Heh... when I was an intern, I had the "opportunity" to observe a code in the EP lab. (Cards was putting in a pacer when the patient coded.) They insisted on maintaining the sterile field during chest compressions, and actually DID shoot fluoro during the code to check tube placement, I think. It was more than a little ridiculous. That, and the attending cardiologist deferred to the 3rd year medicine resident to run the code. Got her back, but she coded again when we were halfway down the hall. My senior went back, but I didn't get to. Weird, weird, weird.

But anyway, it HAS been done, but I wouldn't recommend it.
 
So on a related note, say you got said patient back from PEA with blunt chest trauma. Bilat chest tubes with 800cc on one side, 100 on other, central line, ETT, etc. First pressure 31/18, after crystalloids, blood & epi 10 mic/min pressure >100 systolic. Patient codes two more times, get him back both times with about the same result. Patient then codes again right before moving to OR. At what point do you call it a day, or conversely, how long do you keep working it? No right or wrong answer, just curious what everyone's thoughts were about how long you keep :beat:
 
If they're out of the ED in the hands of a surgeon, it's not my call anymore.

If this is a kid, especially if they are, say, younger than 14, you pretty much go and go and go until you and your team are exhausted. If this is a young-ish person who might have a shot, give 'em a decent chance. Over age, oh 50? 70? Might as well throw in the towel.

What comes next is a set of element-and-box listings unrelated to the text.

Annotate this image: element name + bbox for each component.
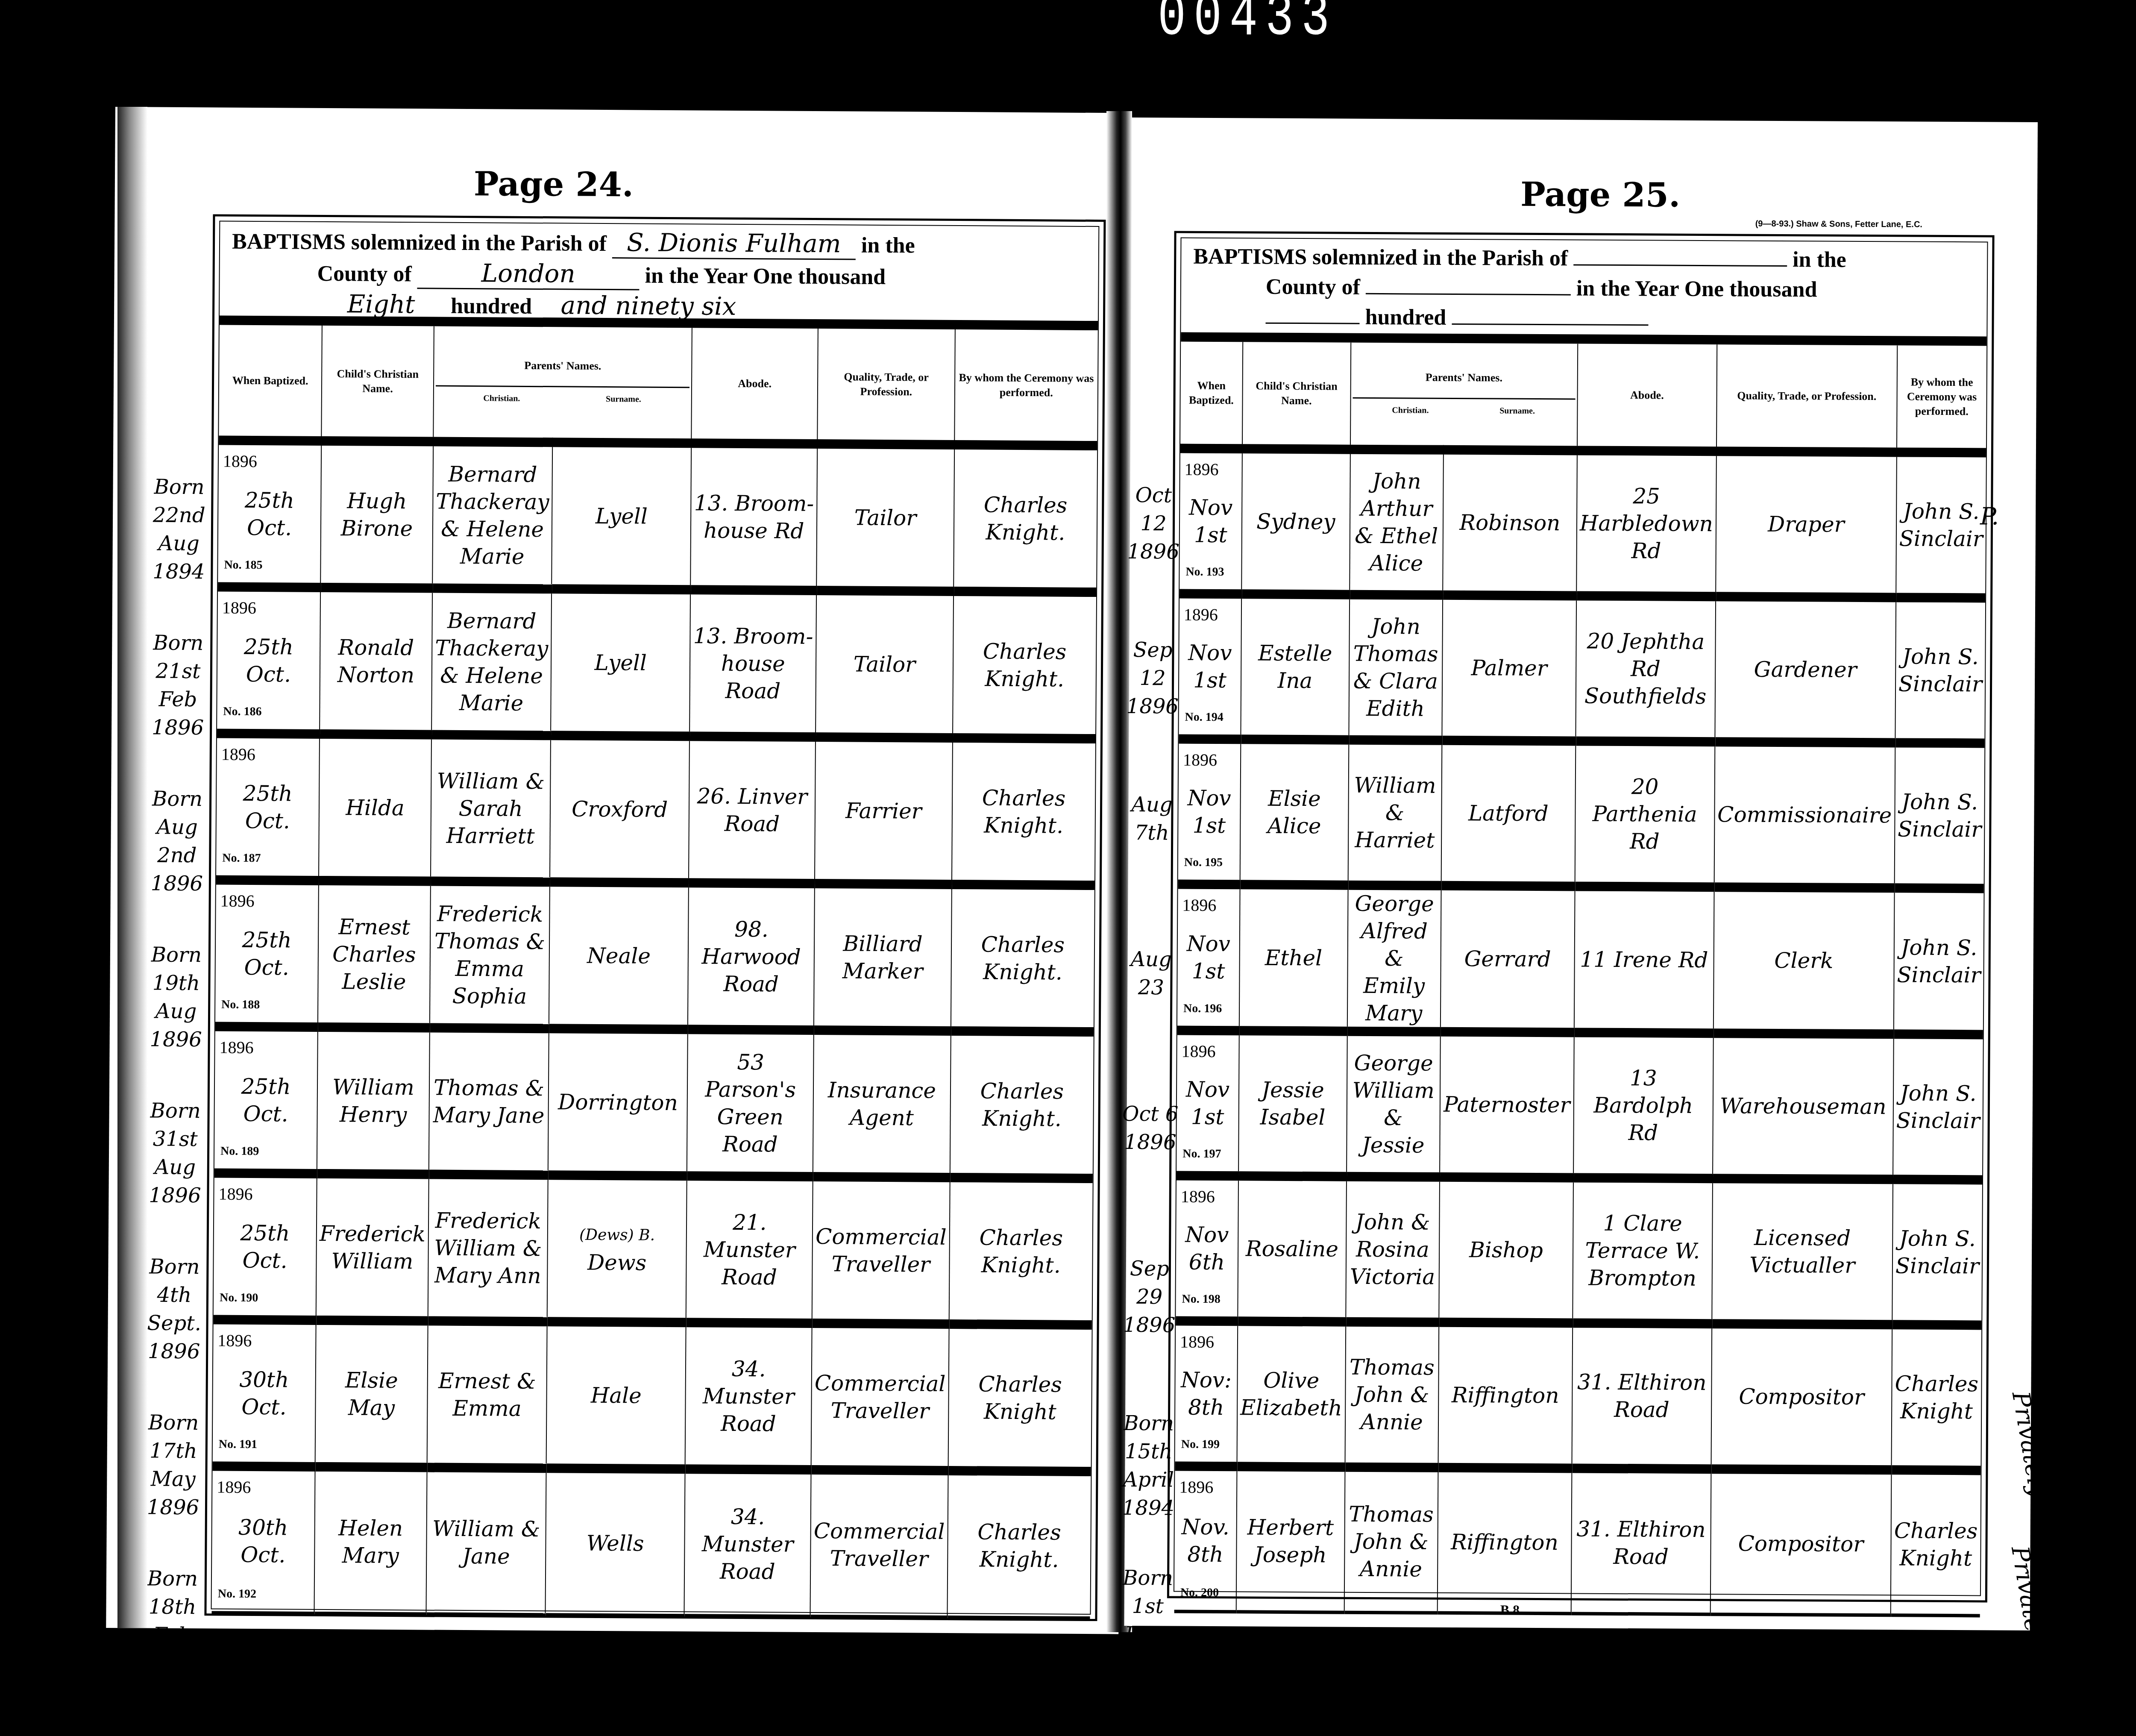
col-parents-names: Parents' Names. Christian.Surname. — [433, 326, 692, 444]
abode-cell: 13. Broom-house Road — [690, 590, 816, 737]
officiant-cell: Charles Knight. — [949, 1178, 1092, 1325]
parents-surname-cell: Riffington — [1438, 1468, 1572, 1614]
parents-surname-cell: Croxford — [550, 735, 690, 883]
when-baptized-cell: 189625th Oct.No. 188 — [215, 880, 319, 1027]
officiant-cell: Charles Knight. — [954, 445, 1097, 592]
abode-cell: 20 Parthenia Rd — [1575, 741, 1715, 887]
when-baptized-cell: 1896Nov 1stNo. 196 — [1177, 884, 1240, 1031]
register-entry: 189630th Oct.No. 192Helen MaryWilliam & … — [211, 1466, 1091, 1618]
parents-christian-cell: John Arthur & Ethel Alice — [1350, 449, 1444, 595]
heading-label: in the — [861, 233, 915, 258]
abode-cell: 98. Harwood Road — [688, 883, 815, 1030]
margin-birth-note: Aug 7th — [1120, 790, 1184, 847]
margin-birth-note: Born 19th Aug 1896 — [144, 940, 208, 1054]
col-child-name: Child's Christian Name. — [321, 326, 434, 442]
register-entry: 189630th Oct.No. 191Elsie MayErnest & Em… — [213, 1319, 1092, 1472]
margin-birth-note: Sep 12 1896 — [1121, 636, 1185, 721]
margin-birth-note: Oct 6 1896 — [1118, 1100, 1182, 1157]
parents-christian-cell: Thomas & Mary Jane — [429, 1028, 549, 1175]
margin-birth-note: Born 21st Feb 1896 — [146, 629, 211, 742]
child-name-cell: Helen Mary — [314, 1467, 427, 1614]
parents-surname-cell: Latford — [1441, 740, 1576, 887]
child-name-cell: Herbert Joseph — [1236, 1466, 1345, 1612]
officiant-cell: Charles Knight — [948, 1324, 1091, 1472]
trade-cell: Commercial Traveller — [810, 1470, 948, 1617]
margin-side-note: Privately — [2006, 1544, 2051, 1655]
officiant-cell: Charles Knight. — [950, 1031, 1093, 1178]
officiant-cell: John S. Sinclair — [1895, 597, 1985, 743]
officiant-cell: Charles Knight. — [947, 1471, 1091, 1618]
trade-cell: Commissionaire — [1714, 742, 1895, 888]
trade-cell: Commercial Traveller — [811, 1323, 949, 1471]
when-baptized-cell: 1896Nov 1stNo. 193 — [1179, 449, 1242, 594]
when-baptized-cell: 1896Nov 1stNo. 195 — [1178, 739, 1241, 885]
register-entry: 189625th Oct.No. 187HildaWilliam & Sarah… — [216, 733, 1095, 885]
register-entry: 1896Nov 1stNo. 193SydneyJohn Arthur & Et… — [1179, 449, 1986, 598]
signature-mark: B 8 — [1500, 1602, 1520, 1618]
trade-cell: Licensed Victualler — [1712, 1178, 1893, 1325]
parents-surname-cell: Paternoster — [1440, 1032, 1574, 1178]
when-baptized-cell: 189625th Oct.No. 186 — [217, 587, 320, 734]
heading-label: County of — [1266, 275, 1360, 300]
officiant-cell: Charles Knight. — [952, 738, 1095, 885]
heading-label: BAPTISMS solemnized in the Parish of — [1193, 244, 1568, 271]
parents-christian-cell: George Alfred & Emily Mary — [1347, 885, 1441, 1032]
trade-cell: Commercial Traveller — [812, 1177, 950, 1324]
parents-christian-cell: Thomas John & Annie — [1344, 1467, 1438, 1613]
parents-christian-cell: John Thomas & Clara Edith — [1349, 595, 1443, 740]
trade-cell: Farrier — [815, 737, 953, 884]
child-name-cell: Hugh Birone — [320, 441, 433, 588]
page-title: Page 25. — [1520, 175, 1681, 215]
parents-surname-cell: (Dews) B.Dews — [547, 1175, 687, 1322]
margin-birth-note: Born Aug 2nd 1896 — [145, 784, 210, 898]
margin-birth-note: Aug 23 — [1119, 945, 1183, 1002]
parents-surname-cell: Bishop — [1439, 1177, 1573, 1323]
parents-christian-cell: Bernard Thackeray & Helene Marie — [432, 442, 552, 589]
heading-label: in the Year One thousand — [1576, 276, 1817, 302]
when-baptized-cell: 1896Nov. 8thNo. 200 — [1174, 1466, 1237, 1612]
parents-christian-cell: William & Jane — [426, 1468, 546, 1615]
when-baptized-cell: 1896Nov 6thNo. 198 — [1176, 1176, 1238, 1322]
parents-surname-cell: Hale — [546, 1322, 686, 1469]
register-entry: 189625th Oct.No. 186Ronald NortonBernard… — [217, 587, 1096, 739]
child-name-cell: Olive Elizabeth — [1237, 1321, 1345, 1467]
parents-surname-cell: Lyell — [551, 589, 690, 736]
trade-cell: Draper — [1716, 451, 1897, 597]
margin-birth-note: Born 31st Aug 1896 — [143, 1096, 208, 1210]
col-abode: Abode. — [1577, 344, 1717, 451]
margin-birth-note: Born 1st June 1896 — [1115, 1564, 1180, 1677]
officiant-cell: John S. Sinclair — [1892, 1179, 1982, 1325]
trade-cell: Compositor — [1711, 1324, 1892, 1470]
col-quality: Quality, Trade, or Profession. — [817, 329, 955, 445]
abode-cell: 1 Clare Terrace W. Brompton — [1573, 1178, 1713, 1324]
parents-christian-cell: Ernest & Emma — [427, 1321, 547, 1469]
officiant-cell: Charles Knight — [1891, 1470, 1981, 1616]
child-name-cell: Jessie Isabel — [1238, 1031, 1347, 1176]
child-name-cell: Elsie May — [315, 1320, 428, 1468]
register-entry: 1896Nov 1stNo. 196EthelGeorge Alfred & E… — [1177, 884, 1984, 1035]
parents-christian-cell: George William & Jessie — [1347, 1031, 1441, 1177]
child-name-cell: Sydney — [1241, 449, 1350, 594]
col-when-baptized: When Baptized. — [1180, 342, 1243, 449]
heading-label: in the — [1793, 247, 1846, 272]
register-form: BAPTISMS solemnized in the Parish of in … — [1167, 231, 1995, 1603]
parents-surname-cell: Wells — [546, 1468, 685, 1616]
child-name-cell: Ronald Norton — [320, 587, 432, 735]
parents-christian-cell: William & Sarah Harriett — [431, 735, 551, 882]
col-quality: Quality, Trade, or Profession. — [1716, 344, 1897, 452]
register-entry: 1896Nov: 8thNo. 199Olive ElizabethThomas… — [1175, 1321, 1981, 1471]
parents-surname-cell: Dorrington — [548, 1028, 688, 1176]
abode-cell: 25 Harbledown Rd — [1576, 450, 1716, 596]
abode-cell: 31. Elthiron Road — [1572, 1323, 1712, 1469]
child-name-cell: Elsie Alice — [1240, 739, 1349, 885]
trade-cell: Compositor — [1710, 1469, 1891, 1615]
when-baptized-cell: 189630th Oct.No. 192 — [211, 1466, 315, 1613]
register-entry: 189625th Oct.No. 185Hugh BironeBernard T… — [218, 440, 1097, 592]
officiant-cell: John S. Sinclair — [1894, 743, 1984, 888]
when-baptized-cell: 189625th Oct.No. 187 — [216, 733, 320, 880]
register-form: BAPTISMS solemnized in the Parish of S. … — [204, 214, 1106, 1621]
abode-cell: 53 Parson's Green Road — [687, 1029, 814, 1177]
abode-cell: 11 Irene Rd — [1574, 886, 1714, 1033]
year-field-1 — [1265, 323, 1359, 324]
margin-birth-note: Born 15th April 1894 — [1116, 1409, 1181, 1522]
microfilm-frame-number: 00433 — [1158, 0, 1337, 53]
col-parents-names: Parents' Names. Christian.Surname. — [1350, 343, 1578, 451]
parents-surname-cell: Neale — [549, 882, 689, 1029]
trade-cell: Tailor — [816, 590, 954, 738]
abode-cell: 31. Elthiron Road — [1571, 1468, 1711, 1614]
child-name-cell: Ethel — [1239, 884, 1348, 1031]
heading-label: hundred — [451, 294, 532, 319]
register-page-left: Page 24. BAPTISMS solemnized in the Pari… — [106, 107, 1128, 1634]
parents-christian-cell: Thomas John & Annie — [1345, 1322, 1439, 1468]
when-baptized-cell: 189625th Oct.No. 189 — [214, 1026, 318, 1173]
col-child-name: Child's Christian Name. — [1242, 342, 1351, 449]
register-entry: 189625th Oct.No. 189William HenryThomas … — [214, 1026, 1094, 1178]
margin-birth-note: Oct 12 1896 — [1121, 481, 1186, 566]
county-field: London — [417, 258, 639, 290]
officiant-cell: Charles Knight. — [953, 591, 1096, 739]
abode-cell: 13. Broom-house Rd — [690, 443, 817, 590]
parish-field: S. Dionis Fulham — [612, 227, 856, 260]
trade-cell: Clerk — [1713, 887, 1895, 1034]
form-heading: BAPTISMS solemnized in the Parish of in … — [1193, 242, 1975, 336]
page-title: Page 24. — [474, 164, 634, 204]
parents-christian-cell: Bernard Thackeray & Helene Marie — [431, 588, 552, 736]
register-entry: 189625th Oct.No. 190Frederick WilliamFre… — [214, 1173, 1093, 1325]
year-field-2 — [1452, 323, 1648, 326]
margin-side-note: Privately — [2007, 1389, 2052, 1501]
parents-surname-cell: Riffington — [1438, 1322, 1573, 1469]
margin-side-note: P. — [1980, 502, 1999, 530]
officiant-cell: Charles Knight — [1891, 1325, 1981, 1470]
when-baptized-cell: 189625th Oct.No. 190 — [214, 1173, 317, 1320]
parish-field — [1573, 264, 1787, 267]
when-baptized-cell: 1896Nov 1stNo. 197 — [1177, 1031, 1239, 1176]
trade-cell: Warehouseman — [1713, 1033, 1894, 1179]
abode-cell: 34. Munster Road — [685, 1322, 812, 1470]
heading-label: hundred — [1365, 305, 1446, 330]
child-name-cell: Hilda — [319, 734, 431, 881]
officiant-cell: Charles Knight. — [951, 884, 1094, 1032]
margin-birth-note: Born 17th May 1896 — [141, 1408, 206, 1522]
abode-cell: 26. Linver Road — [689, 736, 816, 884]
parents-surname-cell: Gerrard — [1441, 886, 1575, 1033]
officiant-cell: John S. Sinclair — [1894, 888, 1984, 1034]
child-name-cell: Rosaline — [1238, 1176, 1346, 1322]
margin-birth-note: Born 4th Sept. 1896 — [142, 1252, 207, 1366]
register-page-right: Page 25. (9—8-93.) Shaw & Sons, Fetter L… — [1124, 117, 2038, 1630]
heading-label: BAPTISMS solemnized in the Parish of — [232, 229, 607, 256]
col-by-whom: By whom the Ceremony was performed. — [1897, 345, 1986, 452]
child-name-cell: William Henry — [317, 1027, 430, 1175]
parents-surname-cell: Lyell — [552, 442, 691, 590]
abode-cell: 34. Munster Road — [684, 1469, 811, 1616]
parents-christian-cell: William & Harriet — [1348, 740, 1442, 886]
col-by-whom: By whom the Ceremony was performed. — [954, 329, 1098, 446]
margin-birth-note: Born 22nd Aug 1894 — [147, 473, 211, 586]
printer-imprint: (9—8-93.) Shaw & Sons, Fetter Lane, E.C. — [1755, 219, 1922, 230]
parents-surname-cell: Palmer — [1442, 595, 1576, 741]
margin-birth-note: Born 18th Feb 1896 — [140, 1564, 205, 1677]
abode-cell: 13 Bardolph Rd — [1573, 1032, 1713, 1178]
register-entry: 1896Nov 1stNo. 195Elsie AliceWilliam & H… — [1178, 739, 1985, 889]
register-entry: 1896Nov 1stNo. 197Jessie IsabelGeorge Wi… — [1177, 1031, 1983, 1180]
trade-cell: Tailor — [816, 444, 954, 591]
child-name-cell: Estelle Ina — [1241, 594, 1349, 740]
margin-birth-note: Sep 29 1896 — [1117, 1254, 1182, 1339]
abode-cell: 20 Jephtha Rd Southfields — [1576, 596, 1716, 742]
register-entry: 189625th Oct.No. 188Ernest Charles Lesli… — [215, 880, 1094, 1032]
register-entry: 1896Nov 6thNo. 198RosalineJohn & Rosina … — [1176, 1176, 1982, 1325]
register-table: When Baptized. Child's Christian Name. P… — [1174, 342, 1987, 1618]
officiant-cell: John S. Sinclair — [1893, 1034, 1983, 1180]
trade-cell: Billiard Marker — [814, 884, 952, 1031]
parents-christian-cell: Frederick Thomas & Emma Sophia — [430, 881, 550, 1029]
parents-christian-cell: Frederick William & Mary Ann — [428, 1175, 548, 1322]
register-table: When Baptized. Child's Christian Name. P… — [211, 325, 1097, 1620]
register-entry: 1896Nov. 8thNo. 200Herbert JosephThomas … — [1174, 1466, 1981, 1616]
when-baptized-cell: 1896Nov: 8thNo. 199 — [1175, 1321, 1238, 1467]
when-baptized-cell: 189630th Oct.No. 191 — [213, 1319, 316, 1466]
parents-surname-cell: Robinson — [1443, 450, 1577, 596]
child-name-cell: Ernest Charles Leslie — [318, 881, 431, 1028]
county-field — [1366, 293, 1571, 296]
page-edge — [117, 107, 147, 1628]
abode-cell: 21. Munster Road — [686, 1176, 813, 1323]
col-abode: Abode. — [691, 328, 818, 444]
when-baptized-cell: 1896Nov 1stNo. 194 — [1179, 594, 1241, 740]
col-when-baptized: When Baptized. — [219, 325, 322, 441]
parents-christian-cell: John & Rosina Victoria — [1346, 1177, 1440, 1322]
officiant-cell: John S. Sinclair — [1896, 452, 1986, 598]
child-name-cell: Frederick William — [316, 1174, 429, 1321]
register-entry: 1896Nov 1stNo. 194Estelle InaJohn Thomas… — [1179, 594, 1985, 743]
heading-label: in the Year One thousand — [645, 264, 886, 289]
trade-cell: Gardener — [1715, 596, 1896, 743]
trade-cell: Insurance Agent — [813, 1030, 951, 1178]
when-baptized-cell: 189625th Oct.No. 185 — [218, 440, 321, 587]
form-heading: BAPTISMS solemnized in the Parish of S. … — [232, 225, 1086, 320]
heading-label: County of — [317, 261, 411, 286]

For the record, the only ED thoracotomy patients I have ever seen who had good (ie neurologically intact) outcomes were both younger than 18. (They were both penetrating, not blunt, though.) There's something to be said for youth.
 
Before throwing in a chest tube, especially if the pt was tubed in the field, check how deep the ETT is placed. Just a thought if the questioned side is the left.
 
If a patient presents as a traumatic arrest little and you do not have a readily reversible cause, there is little point in continuing the efforts. The survival to discharge rate in cardiac arrests from blunt mechanisms is abysmal in general. For the purposes of deciding whether or not you have a pneumothorax or hemothorax significant amount because in the cardiac arrest, all you really need to do is quickly get your finger in each hemithorax. This is not the time for a dainty 10 minute chest tube insertion...codes are time for decisive action. The benefit of just performing the procedure it is a) therapeutic as well as diagnostic and b) in an arrest situation where your chance of survival rapidly diminishes, you do not want to be waiting for a CXR or fiddling around with the ultrasound machine. With a scalpel, cut your way down to the pleura quickly and pop through with a kelly. If you don't get a large rush of air or enough blood out to soak your shoes, move on. If the entire hemithorax is full of blood in a blunt mechanism, you're also done, because in this setting there isn't going to be a neat hole to put a finger into or staple shut till the patient gets to the OR.
 
That youtube video was painful. INTUBATE ALREADY! I especially liked where the instructor had to teach them how to read the monitor-no the bottom line is the sat monitor, the top line is your rhythm.
 
That youtube video was painful. INTUBATE ALREADY! I especially liked where the instructor had to teach them how to read the monitor-no the bottom line is the sat monitor, the top line is your rhythm.
I especially like when he asks for the "shocking machine" so he can defibrillate the guy who is in PEA (secondary to a tension pneumo).